La ressource naturelle la plus menacée, l’espace

Il est grand temps d’arrêter notre consommation d’espace qui menace la production de notre nourriture et la biodiversité. Aussi nous devons exiger que les bâtiments des zones industrielles ou commerciales soient conçus dans l’objectif de l’économie de l’espace : réalisation de caves pour stockage ou parkings, de structures à étages, utilisation du toit pour espace vert, maraîchage ou panneaux solaires. On sait aujourd’hui planter de vrais arbres ou créer des mares sur les toitures et la plus grande colonie d’œdicnèmes criards d’Egypte se trouve sur les graviers des terrasses de l’hôpital du Caire. Il serait également possible de prévoir des espaces verts et des parkings communs à plusieurs entreprises et des bâtiments mitoyens ce qui améliorerait considérablement le paysage si dégradé des entrées des villes de France. Evidemment cela suppose une volonté politique et un travail de concertation préalable avec les futurs occupants, mais la matière grise investie sera la meilleure assurance de voir cesser notre gabegie d’espace.

La perte de terres agricoles

Il n’est pas impossible de la réduire en prévoyant l’implantation de jardins potagers sur les toits, de vergers dans les parkings, de ruches et de remplacer les tontes des pelouses par la fauche du foin. Du bétail peut entretenir les espaces verts et des vaches, un âne ou un gros cheval dissuadera la pénétration d’un espace clos. Les murs peuvent accueillir de la vigne ou des fruitiers traités en espalier.

La perte d’espace de biodiversité

La diversité des espèces est toujours plus forte dans le sol qu’au-dessus. Aussi il faut imposer l’arrêt de l’imperméabilisation du sol : stationnements en dalles alvéolées semées de gazon pour les petits parkings. Pour les grands parkings a été testé avec succès un mélange terre/pierres qui permet à fois portance, infiltration et croissance d’un gazon qui maintient le substrat et participe à la dépollution, notamment en dégradant les hydrocarbures polycycliques. Rappelons ici l’importance du sol naturel pour le stockage du carbone.
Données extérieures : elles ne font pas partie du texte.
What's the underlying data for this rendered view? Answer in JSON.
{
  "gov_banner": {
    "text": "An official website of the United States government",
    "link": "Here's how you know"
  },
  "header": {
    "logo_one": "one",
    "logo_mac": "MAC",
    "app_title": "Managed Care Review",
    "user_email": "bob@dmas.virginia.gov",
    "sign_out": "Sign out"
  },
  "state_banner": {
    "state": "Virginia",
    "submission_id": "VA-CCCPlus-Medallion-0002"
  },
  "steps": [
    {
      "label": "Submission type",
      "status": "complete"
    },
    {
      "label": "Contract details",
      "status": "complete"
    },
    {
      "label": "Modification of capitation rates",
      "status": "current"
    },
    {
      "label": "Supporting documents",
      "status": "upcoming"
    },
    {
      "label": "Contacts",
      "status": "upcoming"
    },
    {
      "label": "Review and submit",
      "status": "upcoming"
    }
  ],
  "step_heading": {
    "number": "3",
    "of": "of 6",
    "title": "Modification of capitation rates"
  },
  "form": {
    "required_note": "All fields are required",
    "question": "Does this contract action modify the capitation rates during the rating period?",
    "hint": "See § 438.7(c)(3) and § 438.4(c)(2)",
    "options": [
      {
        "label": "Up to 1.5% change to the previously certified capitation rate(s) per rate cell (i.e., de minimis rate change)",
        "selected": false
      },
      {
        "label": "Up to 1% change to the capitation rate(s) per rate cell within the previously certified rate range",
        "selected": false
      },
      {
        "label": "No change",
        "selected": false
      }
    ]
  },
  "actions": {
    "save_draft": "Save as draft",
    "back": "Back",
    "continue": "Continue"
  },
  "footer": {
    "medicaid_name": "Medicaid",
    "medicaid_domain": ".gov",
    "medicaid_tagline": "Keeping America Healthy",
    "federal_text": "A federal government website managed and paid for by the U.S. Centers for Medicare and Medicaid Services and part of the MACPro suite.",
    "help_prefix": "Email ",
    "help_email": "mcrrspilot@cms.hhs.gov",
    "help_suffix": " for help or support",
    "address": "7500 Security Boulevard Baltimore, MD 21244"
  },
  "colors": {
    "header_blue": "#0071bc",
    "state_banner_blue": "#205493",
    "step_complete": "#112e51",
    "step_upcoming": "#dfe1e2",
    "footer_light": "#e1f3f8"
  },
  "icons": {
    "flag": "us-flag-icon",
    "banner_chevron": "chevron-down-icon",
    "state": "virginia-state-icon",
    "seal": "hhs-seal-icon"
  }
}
Evidemment, la conception et la gestion des espaces vertes seront fondamentales : prévention des espèces végétales envahissantes lors des travaux, interdiction de plantes exotiques, plantation de haies champêtres et d’arbres fruitiers de vieilles variétés locales à la place des essences ornementales, tonte à 10 cm de hauteur des pelouses ou fauche tardive, interdiction des pesticides, création de mares pour réserves à incendies, de noues pour stocker et épurer les eaux de surface des parkings. On peut prévoir un compost collectif pour gérer les déchets de tonte et les feuilles mortes.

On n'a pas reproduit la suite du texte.